I am very grateful to be at the point we are at. I am grateful for AN end even knowing that it is not THE end.

Things We are Praising God for . . .

  • The way my skin has responded thus far.
  • Friends and Family who have been able to help with the boys when I’ve wanted Andy to go with me to an appointment.
  • Fantastic nurses who advocated for me when I wasn’t sure how to advocate for myself.
  • People who understand more than I do.
  • An opportunity to help make the decisions for the next steps without a “fight” with the doctor.
  • Less trips to the hospital. Last week someone asked me what I was going to do with all my time when I quit my part-time job – aka radiation.
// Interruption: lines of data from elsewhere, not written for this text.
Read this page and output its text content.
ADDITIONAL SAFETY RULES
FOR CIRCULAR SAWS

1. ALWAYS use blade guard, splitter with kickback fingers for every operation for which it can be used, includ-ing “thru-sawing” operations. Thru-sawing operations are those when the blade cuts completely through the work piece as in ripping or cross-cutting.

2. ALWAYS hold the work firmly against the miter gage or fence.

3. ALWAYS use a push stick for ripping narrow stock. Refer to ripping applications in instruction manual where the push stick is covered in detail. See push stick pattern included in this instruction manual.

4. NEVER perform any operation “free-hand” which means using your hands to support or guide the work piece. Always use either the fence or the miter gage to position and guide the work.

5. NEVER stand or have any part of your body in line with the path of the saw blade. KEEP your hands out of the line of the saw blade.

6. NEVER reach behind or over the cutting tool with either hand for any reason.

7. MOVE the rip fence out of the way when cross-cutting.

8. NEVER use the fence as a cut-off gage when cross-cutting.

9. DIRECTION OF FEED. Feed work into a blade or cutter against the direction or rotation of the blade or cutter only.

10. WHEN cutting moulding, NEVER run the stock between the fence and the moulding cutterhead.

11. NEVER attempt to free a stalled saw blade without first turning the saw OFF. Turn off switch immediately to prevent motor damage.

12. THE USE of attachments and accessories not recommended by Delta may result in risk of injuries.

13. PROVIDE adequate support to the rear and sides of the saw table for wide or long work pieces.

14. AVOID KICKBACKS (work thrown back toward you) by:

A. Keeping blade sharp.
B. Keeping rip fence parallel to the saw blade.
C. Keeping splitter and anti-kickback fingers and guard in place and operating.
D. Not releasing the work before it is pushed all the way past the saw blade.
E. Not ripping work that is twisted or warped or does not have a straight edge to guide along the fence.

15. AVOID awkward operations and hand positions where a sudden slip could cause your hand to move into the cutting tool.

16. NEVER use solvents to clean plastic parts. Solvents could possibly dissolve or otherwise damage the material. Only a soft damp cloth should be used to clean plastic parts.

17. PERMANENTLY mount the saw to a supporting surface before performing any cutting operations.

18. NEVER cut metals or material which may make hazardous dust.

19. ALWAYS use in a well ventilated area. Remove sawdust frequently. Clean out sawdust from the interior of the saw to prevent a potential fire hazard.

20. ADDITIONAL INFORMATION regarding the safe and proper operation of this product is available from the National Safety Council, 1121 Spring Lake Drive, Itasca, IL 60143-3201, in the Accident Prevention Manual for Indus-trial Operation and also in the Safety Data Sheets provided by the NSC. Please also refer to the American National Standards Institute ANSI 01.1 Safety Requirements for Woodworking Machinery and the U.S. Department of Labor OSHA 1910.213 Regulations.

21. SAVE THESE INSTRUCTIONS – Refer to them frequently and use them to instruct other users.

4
Even though I think I knew it was taking nearly 15 hours out of every week, it was incredible to think of it in those terms.
  • The team of people who have been and continue to pray for us.
  • People who have reached out just to say we’re still praying and we’re here if we can do anything for you.
  • Andy’s ability to work from home.
  • Boys who are growing in independence but who still want their mama – both for school things and life.
  • A leg that has pretty much healed from the burns from the pressure cooker [if you’re lost you can read about what happened here Update – Radiation, School Starting & More].
  • Continued increase in my range of motion.
  • A doctor who called when she realized she hadn’t mentioned something during my appointment that we may want to consider AND her willingness to send an article or two my way so I would have information as I try to decide what to do.

Things We’re Currently Lifting Up . . .

  • Decisions regarding endocrine therapy.
  • My skin and muscles as radiation continues to have an effect for the next few weeks.
  • Sleep – Andy nor I are sleeping well or much at all.
  • Homeschooling – now that I’m going to be home more, we’re hoping to hit a better stride.
  • Adjustments back to “normal” life. This seems a little silly but we’ve not had more than a couple weeks here and there without a ton of appointments for nine full months now.
  • The procedure to take out the port.
  • No delayed side effects from the radiation.
  • Minimal or no side effects from the endocrine therapy. All of the choices have a long list of side effect, some of which are very common and most of which are quite annoying or scary.